Scott Janet T, Scally Caroline, Peden Norman, Macleod Malcolm
Department of General Medicine, Borders General Hospital, Melrose, UK.
BMJ Case Rep. 2012 Jun 12;2012:bcr0720114476. doi: 10.1136/bcr.07.2011.4476.
A 51-year-old man presented with a focal epileptic, fluctuating encephalopathy. Antibodies to voltage-gated potassium channels (VGKC-Abs) were detected in his serum. Several features of this case were different from those previously reported in VGKC-Ab-associated encephalitis, illustrating that it may have a broader phenotype than previously documented. These features were: excess hepatic iron deposits without cirrhosis, reduced consciousness and fluctuating neurological signs. Previous history included personality change, depression, type 2 diabetes mellitus, pupil sparing third nerve palsy and epilepsy secondary to a head injury. He had never drunk alcohol and had recovered from a similar episode 4 years previously. Both episodes resolved after approximately 2 months. The cerebrospinal fluid had a raised protein content but no organisms. The patient was heterozygous for C282Y and negative for H63D mutations excluding classical idiopathic haemochromatosis. He recovered with supportive care to his premorbid level of health.

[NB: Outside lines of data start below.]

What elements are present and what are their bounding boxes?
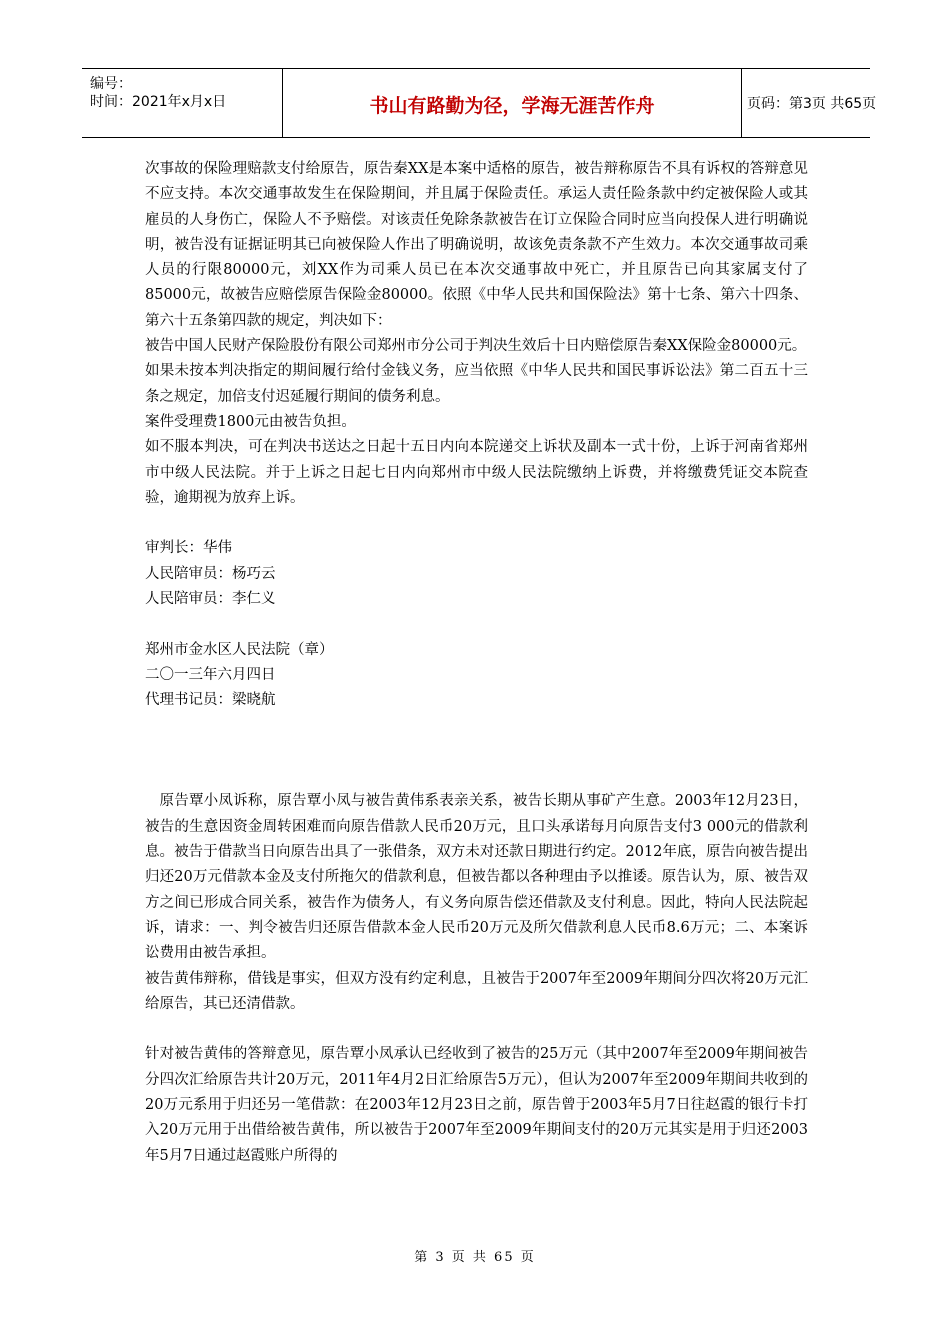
document-body: [145, 157, 808, 1169]
header-left-cell: [82, 69, 282, 137]
blank-line: [145, 511, 808, 536]
paragraph: 如果未按本判决指定的期间履行给付金钱义务，应当依照《中华人民共和国民事诉讼法》第二百五十三条之规定，加倍支付迟延履行期间的债务利息。: [145, 363, 808, 405]
number-label: 编号：: [90, 76, 132, 92]
paragraph: 案件受理费1800元由被告负担。: [145, 413, 356, 430]
date-line: 时间：2021年x月x日: [90, 94, 227, 110]
header-right-cell: [741, 69, 877, 137]
juror: 人民陪审员：李仁义: [145, 591, 276, 608]
juror: 人民陪审员：杨巧云: [145, 565, 276, 582]
paragraph: 被告黄伟辩称，借钱是事实，但双方没有约定利息，且被告于2007年至2009年期间分四次将20万元汇给原告，其已还清借款。: [145, 970, 808, 1012]
page-footer: 第 3 页 共 65 页: [414, 1250, 536, 1265]
paragraph: 被告中国人民财产保险股份有限公司郑州市分公司于判决生效后十日内赔偿原告秦XX保险金80000元。: [145, 338, 807, 355]
presiding-judge: 审判长：华伟: [145, 540, 232, 557]
motto: 书山有路勤为径，学海无涯苦作舟: [369, 95, 655, 117]
paragraph: 次事故的保险理赔款支付给原告，原告秦XX是本案中适格的原告，被告辩称原告不具有诉权的答辩意见不应支持。本次交通事故发生在保险期间，并且属于保险责任。承运人责任险条款中约定被保险人或其雇员的人身伤亡，保险人不予赔偿。对该责任免除条款被告在订立保险合同时应当向投保人进行明确说明，被告没有证据证明其已向被保险人作出了明确说明，故该免责条款不产生效力。本次交通事故司乘人员的行限80000元，刘XX作为司乘人员已在本次交通事故中死亡，并且原告已向其家属支付了85000元，故被告应赔偿原告保险金80000。依照《中华人民共和国保险法》第十七条、第六十四条、第六十五条第四款的规定，判决如下：: [145, 161, 808, 329]
blank-line: [145, 764, 808, 789]
paragraph: 针对被告黄伟的答辩意见，原告覃小凤承认已经收到了被告的25万元（其中2007年至2009年期间被告分四次汇给原告共计20万元，2011年4月2日汇给原告5万元），但认为2007年至2009年期间共收到的20万元系用于归还另一笔借款：在2003年12月23日之前，原告曾于2003年5月7日往赵霞的银行卡打入20万元用于出借给被告黄伟，所以被告于2007年至2009年期间支付的20万元其实是用于归还2003年5月7日通过赵霞账户所得的: [145, 1046, 808, 1164]
clerk: 代理书记员：梁晓航: [145, 692, 276, 709]
page-info: 页码：第3页 共65页: [747, 96, 877, 112]
paragraph: 原告覃小凤诉称，原告覃小凤与被告黄伟系表亲关系，被告长期从事矿产生意。2003年12月23日，被告的生意因资金周转困难而向原告借款人民币20万元，且口头承诺每月向原告支付3 000元的借款利息。被告于借款当日向原告出具了一张借条，双方未对还款日期进行约定。2012年底，原告向被告提出归还20万元借款本金及支付所拖欠的借款利息，但被告都以各种理由予以推诿。原告认为，原、被告双方之间已形成合同关系，被告作为债务人，有义务向原告偿还借款及支付利息。因此，特向人民法院起诉，请求：一、判令被告归还原告借款本金人民币20万元及所欠借款利息人民币8.6万元；二、本案诉讼费用由被告承担。: [145, 793, 808, 962]
blank-line: [145, 739, 808, 764]
header-motto-cell: [282, 69, 742, 137]
blank-line: [145, 612, 808, 637]
paragraph: 如不服本判决，可在判决书送达之日起十五日内向本院递交上诉状及副本一式十份，上诉于河南省郑州市中级人民法院。并于上诉之日起七日内向郑州市中级人民法院缴纳上诉费，并将缴费凭证交本院查验，逾期视为放弃上诉。: [145, 439, 808, 506]
page-header: [82, 68, 877, 138]
court-seal: 郑州市金水区人民法院（章）: [145, 641, 334, 658]
blank-line: [145, 1017, 808, 1042]
blank-line: [145, 714, 808, 739]
judgment-date: 二〇一三年六月四日: [145, 666, 276, 683]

一名51岁男性出现局灶性癫痫发作、波动性脑病。其血清中检测到电压门控钾通道抗体(VGKC-Abs)。该病例的几个特征与先前报道的VGKC-Ab相关脑炎不同,说明其可能具有比先前记录更广泛的表型。这些特征包括:无肝硬化的肝脏铁沉积过多、意识减退和波动性神经体征。既往史包括人格改变、抑郁症、2型糖尿病、动眼神经麻痹但瞳孔未受累以及头部受伤继发癫痫。他从未饮酒,4年前曾有过类似发作并已康复。两次发作均在约2个月后缓解。脑脊液蛋白含量升高但未检出病原体。患者C282Y基因杂合,H63D突变阴性,排除经典的特发性血色素沉着症。他在支持治疗下恢复到病前健康水平。